‘Koel’ written by renowned pioneer of modern Urdu fiction Dr Enver Sajjad and directed by Kulsoom Aftab was presented at the ongoing NAPA Performing Arts Festival held in Karachi. This play was also produced for television under the direction of Saira Kazmi. Koel’s storyline was a beautiful blend of conflicting emotions, and the fusing of various shades of love, logic, rationality and loneliness.
The story revolves around a famous scientist, physicists Dr Waheed played by Adnan Jafar and an emotional, love struck student of science, Zarina played by Farheen Zehra and his butler, Saleem, who has been with him for 15 years and who has learned to work like a robot controlling his emotions as the doctor has ordered him. Saleem is only human and sometimes his feelings and attachment to Dr Waheed slip out for which he apologizes.
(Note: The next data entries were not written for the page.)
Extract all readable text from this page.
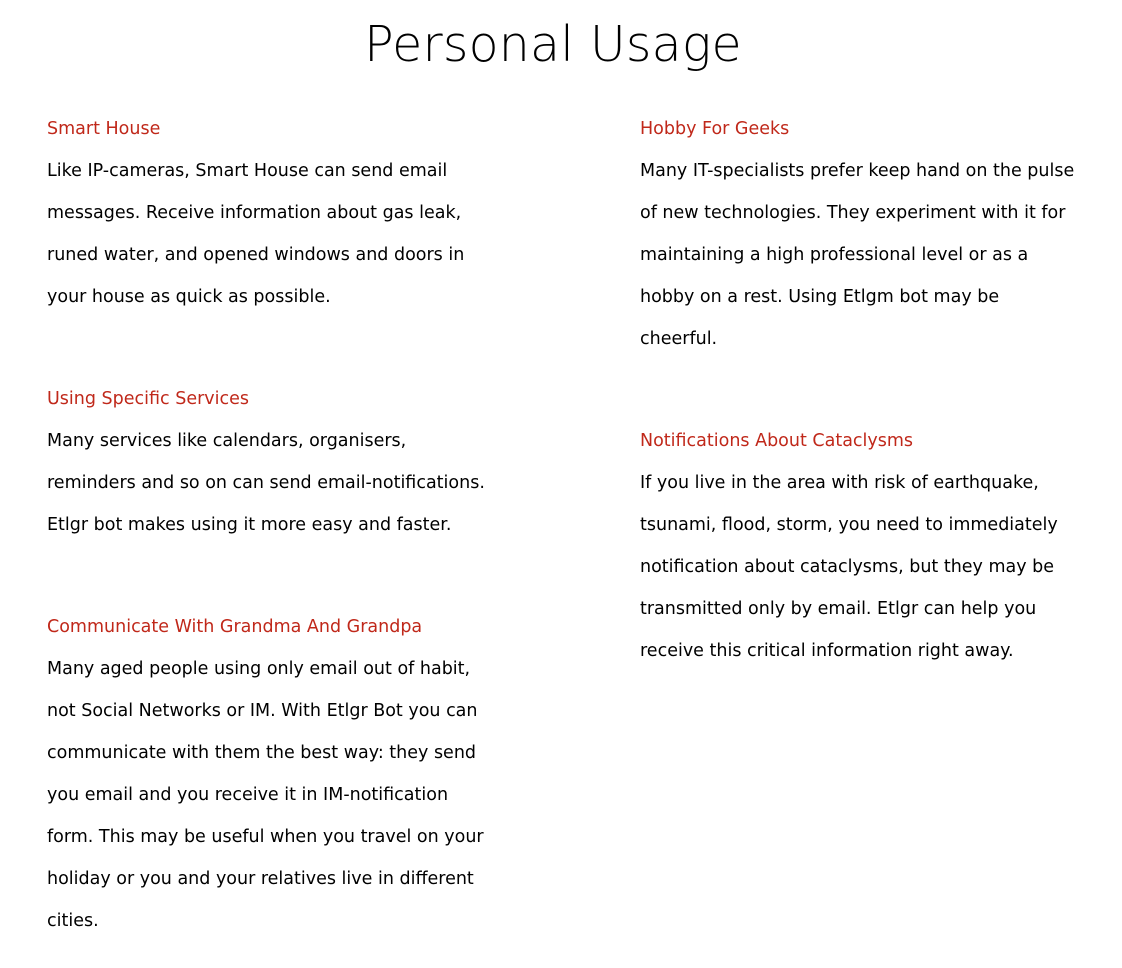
Personal Usage
Smart House

Like IP-cameras, Smart House can send email
messages. Receive information about gas leak,
runed water, and opened windows and doors in
your house as quick as possible.

Using Specific Services

Many services like calendars, organisers,
reminders and so on can send email-notifications.
Etlgr bot makes using it more easy and faster.

Communicate With Grandma And Grandpa

Many aged people using only email out of habit,
not Social Networks or IM. With Etlgr Bot you can
communicate with them the best way: they send
you email and you receive it in IM-notification
form. This may be useful when you travel on your
holiday or you and your relatives live in different
cities.

Hobby For Geeks

Many IT-specialists prefer keep hand on the pulse
of new technologies. They experiment with it for
maintaining a high professional level or as a
hobby on a rest. Using Etlgm bot may be cheerful.

Notifications About Cataclysms

If you live in the area with risk of earthquake,
tsunami, flood, storm, you need to immediately
notification about cataclysms, but they may be
transmitted only by email. Etlgr can help you
receive this critical information right away.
But the major character of this play is the koel bird, who predicts the changes in the emotions during the storyline. Dr Waheed has formed a bond with the bird, although he never mentions this. The way he interacts with it, sometimes talking to it, sometimes just by looking reveals how important she has become to her. Somewhere in the play, he also says he will not let her go….stepping out of his character. And then when he in a fit of emotion sets her free, he seems quite sad and disappointed. This reveals that he is human and has emotions no matter how latent.
But since to the logical and rational almost cold Dr Waheed, emotions have no place in his life, and would only hamper his path of work if he ever succumbs to them he fights with them and tries to keep within his shell.
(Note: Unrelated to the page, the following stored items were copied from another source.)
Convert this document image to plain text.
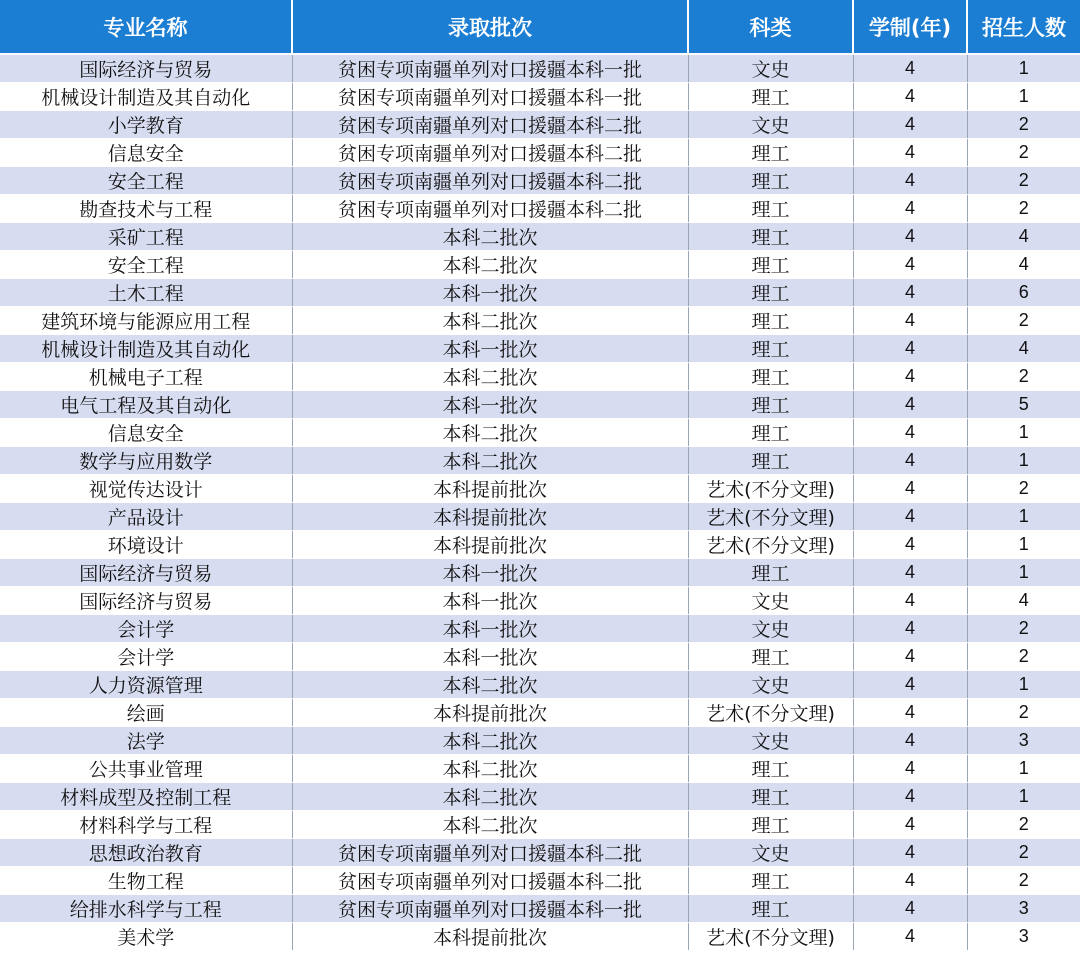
专业名称	录取批次	科类	学制(年)	招生人数
国际经济与贸易	贫困专项南疆单列对口援疆本科一批	文史	4	1
机械设计制造及其自动化	贫困专项南疆单列对口援疆本科一批	理工	4	1
小学教育	贫困专项南疆单列对口援疆本科二批	文史	4	2
信息安全	贫困专项南疆单列对口援疆本科二批	理工	4	2
安全工程	贫困专项南疆单列对口援疆本科二批	理工	4	2
勘查技术与工程	贫困专项南疆单列对口援疆本科二批	理工	4	2
采矿工程	本科二批次	理工	4	4
安全工程	本科二批次	理工	4	4
土木工程	本科一批次	理工	4	6
建筑环境与能源应用工程	本科二批次	理工	4	2
机械设计制造及其自动化	本科一批次	理工	4	4
机械电子工程	本科二批次	理工	4	2
电气工程及其自动化	本科一批次	理工	4	5
信息安全	本科二批次	理工	4	1
数学与应用数学	本科二批次	理工	4	1
视觉传达设计	本科提前批次	艺术(不分文理)	4	2
产品设计	本科提前批次	艺术(不分文理)	4	1
环境设计	本科提前批次	艺术(不分文理)	4	1
国际经济与贸易	本科一批次	理工	4	1
国际经济与贸易	本科一批次	文史	4	4
会计学	本科一批次	文史	4	2
会计学	本科一批次	理工	4	2
人力资源管理	本科二批次	文史	4	1
绘画	本科提前批次	艺术(不分文理)	4	2
法学	本科二批次	文史	4	3
公共事业管理	本科二批次	理工	4	1
材料成型及控制工程	本科二批次	理工	4	1
材料科学与工程	本科二批次	理工	4	2
思想政治教育	贫困专项南疆单列对口援疆本科二批	文史	4	2
生物工程	贫困专项南疆单列对口援疆本科二批	理工	4	2
给排水科学与工程	贫困专项南疆单列对口援疆本科一批	理工	4	3
美术学	本科提前批次	艺术(不分文理)	4	3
Zarina, who is a highly emotional girl, believes she and Dr Waheed are made for one another; she claims that he just doesn’t know it yet. She stalks him but he refuses to acknowledge her, shunning her existence at the few meetings they have. Zarina tries to seduce him into the world of emotions by pleading to him and telling him that he is breaking her heart. Even this doesn’t melt Waheed’s heart.
Her desperation is seen when she tries to connect with spirits of other great scientist like Einstein and Isaas Newton through a Oujia board to ask for a solution but fails there as well. Despite all these failures, she is determined to make Dr Waheed fall in love with her.
Waheed who is completely devoid of emotion is unaware that she has made an impression on his subconscious and unbeknownst he develops feelings for her, which are alien for him and he feels frustrated. He seeks psychiatric help from an expert played by Nimra Bucha, who tries to unravel this complex cold personality.
Throughout this, the doctor’s bird the Koel sits quiet in her cage in his study, but with the entrance of Zarina and emotions in his life, the bird breaks its silence and starts singing. This is a beautiful depiction of changing of seasons or situations. The koel’s song is considered one of the most beautiful songs in this part of the world. Her voice is not only sweet, it is said that she sings out when the summer is becoming sweet with the blossoming of flowers, ripening of mangoes and everything is caught in a web of emotionality and sensuality.
The koel also plays an important role Dr Waheed’s life. Her sudden song surprises him, and it is at that moment that he realises that a change is near. And he is right, he evolves emotionally and his life is thrown into a different dimension of feelings. And his whole life changes…
Waheed’s life and work is affected by this new unexplainable phenomenon that Nimra Bucha tells him is love. Waheed is extremely upset since he considers love to be equivalent to death and tries to fight it but fails. The play ends with his death, and the spirit of Zarina, who died while pursuing the object of her love in an accident, telling his butler that now he couldn’t tell her that the doctor is not at home.
The butler insists, as he has been programmed by Dr Waheed, to tell the spirit of Zarina, ‘But the doctor is not home!’
The strong script, the wonderful acting skills of the actors and the use of lighting to highlight the different moods of the play was visually extremely interesting.
The title of Dr Enver Sajjad’s play – ‘Koel’ –brings back memories of lazy, delicious summer days, when the beautiful melodious voice of this bird reverberated from far away and one felt a strange sense of calm and happiness, snug in the comfort that life is simple and serene.
There are many myths and folklore attached to this melodious bird and many have held it in great reverence. People use to predict that a seasonal change would follow the chirping of this bird. Others held that the koel was calling out to its mate, and would play a game with her calling out and ‘asking’ her ‘Who is your mate?’ To which the bird would reply ‘Tu, Tu!’ (You, you.)
The play ‘Koel’ ends with the death of Dr Waheed, who fought love and succumbed, only to be transported to Zarina’s world where she claims no one can keep them apart now.
The threatre where the play was performed was jam packed revealing that a good performance supported by a good script will pull viewers away from the variety aired on TV.